Lorde explorou diversas formas de expressão, incluindo a poesia, a prosa e o ensaio. Sua escrita frequentemente abordava questões relacionadas à identidade, à raça, à sexualidade e ao ativismo. Sua obra era profundamente influenciada por sua própria experiência como uma mulher negra e lésbica nos Estados Unidos.
Ela também foi uma das pioneiras na interseccionalidade, a ideia de que as diferentes formas de opressão estão interconectadas e que as pessoas enfrentam múltiplas formas de discriminação simultaneamente. Esse conceito se reflete em grande parte de sua escrita, onde ela explorava como a opressão de gênero, raça, classe e sexualidade se entrelaçam.
A interseccionalidade é um conceito fundamental na teoria crítica e nos estudos sociais que se refere à interseção ou sobreposição de múltiplos sistemas de opressão, discriminação ou desvantagem que uma pessoa ou grupo pode enfrentar com base em sua identidade social. Esse conceito reconhece que as pessoas não são afetadas apenas por uma forma de discriminação, como gênero, raça, classe social, sexualidade, idade, deficiência, religião, entre outros, mas sim por uma complexa teia de fatores que se entrelaçam e se sobrepõem.
A ideia central da interseccionalidade é que as diferentes formas de opressão não podem ser analisadas de forma isolada, pois muitas vezes se reforçam e amplificam. Por exemplo, uma mulher negra pode enfrentar discriminação de gênero, racismo e, possivelmente, também classismo, dependendo de su a situação econômica. Portanto, sua experiência de opressão não pode ser compreendida apenas através de uma lente única, como a do feminismo ou do movimento antirracista, mas sim considerando todas essas dimensões interconectadas.
A interseccionalidade também destaca a importância de reconhecer a diversidade de experiências dentro de grupos socialmente marginalizados. Por exemplo, mulheres negras não compartilham todas as mesmas experiências, pois podem ter diferentes orientações sexuais, níveis de renda, religiões, idades, entre outros aspectos que influenciam suas vidas de maneiras únicas.
O termo "interseccionalidade" foi cunhado pela professora de direito Kimberlé Crenshaw nos anos 1980, inicialmente para descrever como as mulheres negras nos Estados Unidos enfrentavam uma forma única de discriminação que não era adequadamente abordada nem pelo movimento feminista, que geralmente se concentrava em mulheres brancas, nem pelo movimento antirracista, que geralmente se concentrava em homens negros. Desde então, o conceito se expandiu e se tornou uma ferramenta poderosa para entender as complexidades das desigualdades sociais e para promover uma abordagem mais inclusiva e justa na luta por igualdade e justiça social.

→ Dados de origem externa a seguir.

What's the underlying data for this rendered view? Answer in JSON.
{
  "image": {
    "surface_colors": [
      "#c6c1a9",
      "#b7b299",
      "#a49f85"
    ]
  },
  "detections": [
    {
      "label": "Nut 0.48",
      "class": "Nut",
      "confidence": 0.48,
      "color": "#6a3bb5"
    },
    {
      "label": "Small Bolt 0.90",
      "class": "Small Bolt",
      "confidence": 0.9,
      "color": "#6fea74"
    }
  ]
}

"A Poesia Não é um Luxo" é um ensaio icônico escrito por Audre Lorde. Este ensaio foi publicado originalmente em 1977 no livro "Sister Outsider", mas suas ideias e mensagens continuam a ressoar e inspirar até os dias de hoje.
Lorde argumenta apaixonadamente que a poesia não é um luxo, mas uma necessidade vital para as pessoas, especialmente para as mulheres e para aqueles que pertencem a grupos marginalizados. Ela argumenta que a poesia é uma ferramenta de sobrevivência, uma forma de expressão que permite às pessoas dar voz às suas experiências e lutar contra as opressões que enfrentam.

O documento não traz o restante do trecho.